Para ahli PBB juga menyampaikan keprihatinan mereka kepada Pemerintah India dalam kasus tiga pria Kashmir, yakni Waheed Para, Irfan Ahmad Dar dan Naseer Ahmad Wani. Waheed Para, anggota Partai Demokrat Rakyat Jammu dan Kashmir telah ditahan sejak 25 November 2020.

Pelapor PBB mengatakan, Para diduga mengalami perlakuan buruk di markas Badan Investigasi Nasional (NIA) di New Delhi. Dia diduga menjadi sasaran karena berbicara tentang pemerintah dan menjadi sasaran interogasi kasar setelah penangkapannya yang berlangsung dari 10 hingga 12 jam pada suatu waktu.

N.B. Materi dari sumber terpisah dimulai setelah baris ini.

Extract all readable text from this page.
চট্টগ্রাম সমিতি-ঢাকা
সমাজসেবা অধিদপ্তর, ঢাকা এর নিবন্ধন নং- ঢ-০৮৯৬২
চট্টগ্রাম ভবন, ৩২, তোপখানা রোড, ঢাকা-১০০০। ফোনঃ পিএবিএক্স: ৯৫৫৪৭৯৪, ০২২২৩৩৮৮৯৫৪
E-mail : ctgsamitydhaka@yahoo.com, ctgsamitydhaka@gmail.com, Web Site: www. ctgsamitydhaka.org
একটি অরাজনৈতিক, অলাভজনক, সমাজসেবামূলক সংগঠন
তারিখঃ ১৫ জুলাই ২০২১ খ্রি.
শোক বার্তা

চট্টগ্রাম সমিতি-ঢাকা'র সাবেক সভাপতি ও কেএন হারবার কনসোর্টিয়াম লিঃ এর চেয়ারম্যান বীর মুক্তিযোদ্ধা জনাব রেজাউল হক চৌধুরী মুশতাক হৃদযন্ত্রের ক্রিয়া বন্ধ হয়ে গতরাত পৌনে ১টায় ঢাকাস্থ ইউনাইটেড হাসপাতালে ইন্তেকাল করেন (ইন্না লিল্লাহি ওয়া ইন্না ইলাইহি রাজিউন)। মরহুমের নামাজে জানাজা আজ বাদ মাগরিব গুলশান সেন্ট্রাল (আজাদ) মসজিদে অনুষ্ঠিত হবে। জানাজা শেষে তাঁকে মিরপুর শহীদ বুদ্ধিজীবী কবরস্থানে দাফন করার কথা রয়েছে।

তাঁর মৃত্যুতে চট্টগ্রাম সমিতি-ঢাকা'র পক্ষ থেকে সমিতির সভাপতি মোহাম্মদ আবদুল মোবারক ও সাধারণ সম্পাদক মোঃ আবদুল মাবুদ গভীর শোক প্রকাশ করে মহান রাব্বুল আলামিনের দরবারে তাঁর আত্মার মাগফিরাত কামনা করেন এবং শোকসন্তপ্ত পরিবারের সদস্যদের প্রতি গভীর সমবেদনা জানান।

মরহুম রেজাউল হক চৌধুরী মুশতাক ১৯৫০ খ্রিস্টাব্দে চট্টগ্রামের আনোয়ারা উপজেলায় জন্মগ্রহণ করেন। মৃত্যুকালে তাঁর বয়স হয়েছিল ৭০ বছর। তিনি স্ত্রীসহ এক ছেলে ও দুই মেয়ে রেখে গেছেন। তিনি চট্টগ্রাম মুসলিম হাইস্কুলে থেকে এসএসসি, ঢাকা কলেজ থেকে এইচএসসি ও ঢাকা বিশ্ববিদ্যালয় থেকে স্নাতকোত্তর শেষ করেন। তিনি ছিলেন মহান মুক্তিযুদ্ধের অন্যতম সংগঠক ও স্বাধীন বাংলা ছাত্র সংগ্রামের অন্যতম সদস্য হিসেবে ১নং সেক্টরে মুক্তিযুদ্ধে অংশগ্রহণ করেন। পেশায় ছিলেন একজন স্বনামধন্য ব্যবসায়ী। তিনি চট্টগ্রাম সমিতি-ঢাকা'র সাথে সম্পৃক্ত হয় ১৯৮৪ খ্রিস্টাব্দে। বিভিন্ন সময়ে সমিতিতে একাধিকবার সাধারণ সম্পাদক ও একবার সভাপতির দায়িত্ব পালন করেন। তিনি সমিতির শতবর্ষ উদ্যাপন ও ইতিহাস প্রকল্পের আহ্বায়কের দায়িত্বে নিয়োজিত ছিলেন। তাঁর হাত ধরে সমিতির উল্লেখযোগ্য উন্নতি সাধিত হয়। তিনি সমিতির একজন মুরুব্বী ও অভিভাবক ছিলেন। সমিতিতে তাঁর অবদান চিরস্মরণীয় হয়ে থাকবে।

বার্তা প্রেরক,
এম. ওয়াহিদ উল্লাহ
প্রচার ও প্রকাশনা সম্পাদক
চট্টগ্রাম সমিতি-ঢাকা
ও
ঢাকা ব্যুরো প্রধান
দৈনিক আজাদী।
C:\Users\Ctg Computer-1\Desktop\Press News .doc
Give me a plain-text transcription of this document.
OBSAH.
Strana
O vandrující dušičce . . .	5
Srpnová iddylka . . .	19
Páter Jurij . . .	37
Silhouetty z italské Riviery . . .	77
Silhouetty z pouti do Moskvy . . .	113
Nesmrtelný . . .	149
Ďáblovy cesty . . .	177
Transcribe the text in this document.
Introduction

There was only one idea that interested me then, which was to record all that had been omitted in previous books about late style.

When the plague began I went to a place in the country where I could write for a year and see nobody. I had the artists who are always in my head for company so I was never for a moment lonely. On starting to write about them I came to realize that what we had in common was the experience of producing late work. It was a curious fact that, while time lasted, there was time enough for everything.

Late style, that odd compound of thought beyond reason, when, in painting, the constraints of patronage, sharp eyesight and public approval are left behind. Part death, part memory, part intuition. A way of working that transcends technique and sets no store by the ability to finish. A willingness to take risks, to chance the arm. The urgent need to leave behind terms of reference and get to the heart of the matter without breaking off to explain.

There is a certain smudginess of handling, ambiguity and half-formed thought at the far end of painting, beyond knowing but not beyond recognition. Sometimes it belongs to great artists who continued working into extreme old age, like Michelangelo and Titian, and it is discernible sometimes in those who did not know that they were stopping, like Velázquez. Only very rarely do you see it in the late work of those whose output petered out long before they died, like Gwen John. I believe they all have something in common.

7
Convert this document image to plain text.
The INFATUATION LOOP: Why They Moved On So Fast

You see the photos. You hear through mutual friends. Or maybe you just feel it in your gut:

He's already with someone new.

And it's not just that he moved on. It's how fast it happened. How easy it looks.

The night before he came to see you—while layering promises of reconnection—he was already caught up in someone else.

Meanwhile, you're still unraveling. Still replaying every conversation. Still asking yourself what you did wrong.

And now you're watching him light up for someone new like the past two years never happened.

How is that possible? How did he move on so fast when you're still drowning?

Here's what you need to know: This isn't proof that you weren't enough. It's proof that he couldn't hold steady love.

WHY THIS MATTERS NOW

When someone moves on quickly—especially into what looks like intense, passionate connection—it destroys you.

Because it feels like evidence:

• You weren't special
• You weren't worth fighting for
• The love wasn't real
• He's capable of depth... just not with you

"Dia ditahan di sel bawah tanah yang gelap pada suhu di bawah nol, dilarang tidur, ditendang, ditampar, dipukuli dengan tongkat, ditelanjangi dan digantung terbalik. Perlakuan buruknya dicatat. Para diperiksa dokter pemerintah tiga kali sejak penangkapannya November lalu dan tiga kali oleh psikiater. Dia meminta obat untuk insomnia dan kecemasan," kata surat pelapor.

Surat PBB juga menyoroti kasus Irfan Ahmad Dar, seorang penjaga toko berusia 23 tahun yang ditangkap pada 15 September 2020 di dekat kediamannya di daerah Sopore, Kashmir utara oleh Kelompok Operasi Khusus (SOG) polisi Jammu dan Kashmir. Keesokan paginya, keluarga Dar menerima kabar kematiannya.

Baca Juga

Mereka menemukan tulang wajahnya retak, gigi depannya patah dan kepalanya tampak memar karena terkena benda tumpul. Keluarganya diizinkan untuk melihat tubuhnya selama sekitar 10 menit sebelum dimakamkan.

Menanggapi protes terhadap pembunuhan itu, pemerintah distrik memerintahkan penyelidikan. Selama penyelidikan, dua petugas polisi diskors karena "kelalaian tugas" dengan membiarkannya melarikan diri. Namun tidak ada yang bertanggung jawab atas pembunuhannya.

Para ahli pun menyoroti kasus Naseer Ahmad Wani, seorang warga distrik Shopian selatan. Pada 29 November 2019, tentara India menggerebek rumahnya dan mengunci semua anggota keluarganya di dalam sebuah ruangan sambil memukuli dia selama lebih dari setengah jam di ruangan lain.

Para prajurit kemudian dilaporkan membawanya. Ketika keluarganya mengunjungi kamp tentara di Shadimarg, mereka ditolak. Pada malam yang sama, beberapa perwira militer mengunjungi Wanis dan memberitahu mereka bahwa mereka telah membebaskannya. Namun, dia tetap tidak terlacak sampai saat ini.

"Meskipun kami tidak ingin berprasangka buruk terhadap keakuratan tuduhan ini, kami mengungkapkan keprihatinan besar kami bahwa, jika hal itu dikonfirmasi, itu akan merupakan penangkapan dan penahanan sewenang-wenang, penyiksaan dan penganiayaan, penghilangan paksa dan, dalam kasus Dar, pembunuhan di luar hukum, dan akan dianggap sebagai pelanggaran Pasal 6 (Kovenan Internasional tentang Hak Sipil dan Politik)," kata surat itu.

Pemerintah India belum membalas surat atau lima komunikasi lainnya oleh beberapa pelapor lain sejak 5 Agustus 2019. India menghapus otonomi wilayah dan memperkenalkan undang-undang untuk melemahkan populasi mayoritas Muslim, sehingga meningkatkan kekhawatiran invasi demografis.

Para ahli mengingatkan Pemerintah India bahwa kekhawatiran tentang situasi hak asasi manusia yang memburuk di Jammu dan Kashmir, termasuk dugaan pelanggaran berkelanjutan terhadap minoritas India, khususnya Muslim Kashmir. Kasus ini telah diangkat dalam lima komunikasi sebelumnya oleh beberapa pelapor khusus sejak Agustus 2019. Namun Pemerintah India sejauh ini tidak menanggapi komunikasi ini.